Display 47 Comments.
This thread is closed for comments
Top Comments
  • 32 Hide
    dragonsqrrl , July 10, 2012 11:01 PM
    "Intel is getting serious about 450 nm wafers and EUV, again."

    Doug, I think you mean 450 mm, right?
  • 23 Hide
    back_by_demand , July 10, 2012 11:03 PM
    dragonsqrrl"Intel is getting serious about 450 nm wafers and EUV, again."Doug, I think you mean 450 mm, right?

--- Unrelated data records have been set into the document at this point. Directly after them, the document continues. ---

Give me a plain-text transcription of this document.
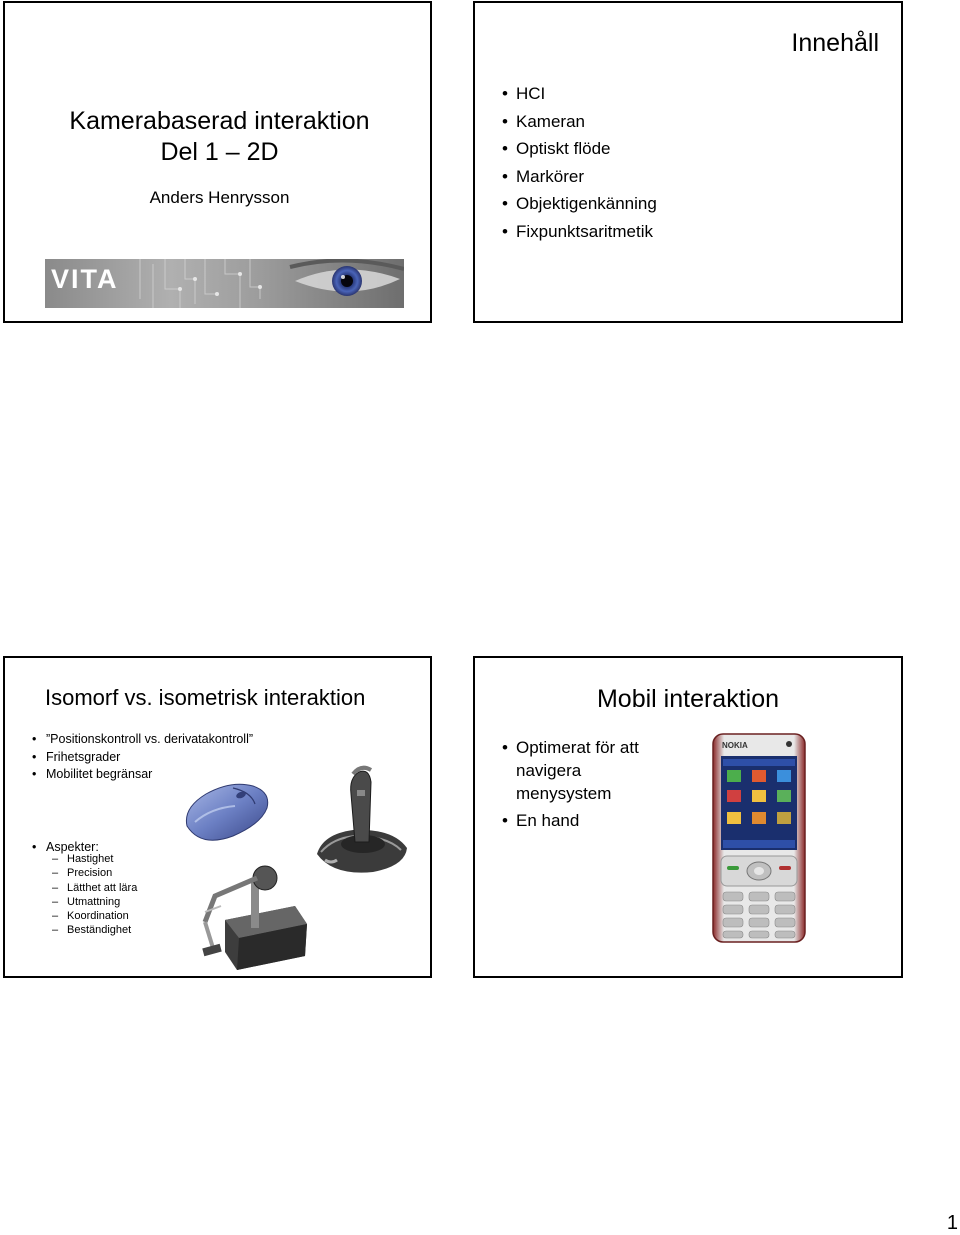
Kamerabaserad interaktion
Del 1 – 2D
Anders Henrysson
VITA
Innehåll
• HCI
• Kameran
• Optiskt flöde
• Markörer
• Objektigenkänning
• Fixpunktsaritmetik
Isomorf vs. isometrisk interaktion
• ”Positionskontroll vs. derivatakontroll”
• Frihetsgrader
• Mobilitet begränsar
• Aspekter:
– Hastighet
– Precision
– Lätthet att lära
– Utmattning
– Koordination
– Beständighet
Mobil interaktion
• Optimerat för att navigera menysystem
• En hand
NOKIA
1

    Either that or they are investing in 30 year old chip tech
  • 21 Hide
    CaedenV , July 10, 2012 10:40 PM
    I loved my Coppermine CPU, it was the first build I ever did on my own, and beat most pentium 4 CPUs for the next 2 years on the benchmarks (due to RAMBUS more than the inherent flaws that later choked the P4 line). It was truly the last good CPU to come out of Intel until the Core series.
Other Comments
  • 21 Hide
    CaedenV , July 10, 2012 10:40 PM
    I loved my Coppermine CPU, it was the first build I ever did on my own, and beat most pentium 4 CPUs for the next 2 years on the benchmarks (due to RAMBUS more than the inherent flaws that later choked the P4 line). It was truly the last good CPU to come out of Intel until the Core series.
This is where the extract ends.